LAUSR

Corticosteroids have been used for more than 60 years to treat various forms of severe infection. Yet, corticotherapy remains one of the most controversial treatments for sepsis. The past 2 years, guidelines for clinical practices about corticosteroids for sepsis have been released by at least five entities (1–5). All but one (2) of these guidelines recommended the use of corticosteroids only in patients with septic shock who are poorly responsive to fluid replacement and vasopressor therapy. One group suggested that corticosteroids should be given in patients with sepsis (weak recommendation) with or without shock (2). In 2018, five systematic reviews addressing the effects of corticosteroids in sepsis were published (6–10).
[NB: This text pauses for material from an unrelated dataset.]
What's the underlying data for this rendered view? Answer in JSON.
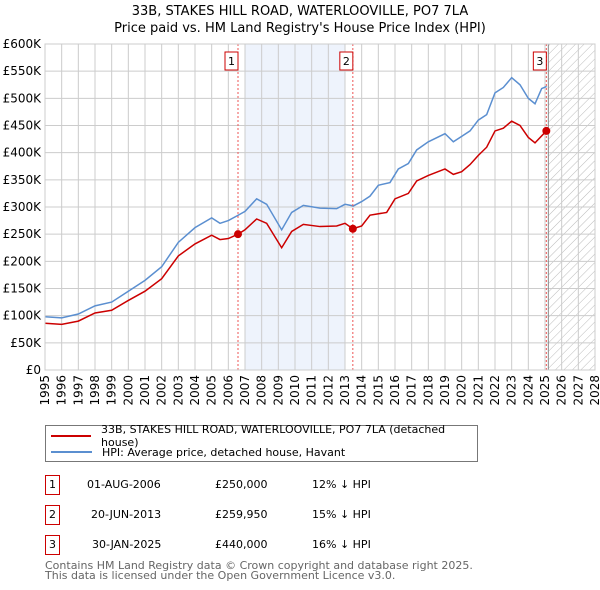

The number of included trials differed between systematic reviews and ranged from 14 to 42. The relative risk (RR) of death in the short-term varied from 0.91 to 0.96 and the upper limit of its 95% CI varied from 0.98 to 1.03. Then, the magnitude and direction of the pooled RR of dying in the short-term favoring corticosteroids were consistent across these five meta-analyses which differed mainly by the presence of some imprecision in the point estimate. Among the trials of corticosteroids for sepsis, five trials deserve specific attention for three main reasons (11–15). First, they account for more than 60% of all participants in trials of corticosteroids for sepsis. Second, they were at moderate to low risk of bias in the five domains of allocation, blinding, incomplete data, selective reporting, and other potential sources of bias. Third, they were conducted after the first consensus definition for sepsis (16) and their target population was septic shock. Two of these trials found survival benefits from corticosteroids (11, 15) and three did not (12–14), and will be referred to as “positive” and “negative” trials, respectively. This article explores potential explanations for discrepancies in trials’ findings in four domains, that is, study population, experimental interventions, outcomes, and risk of bias.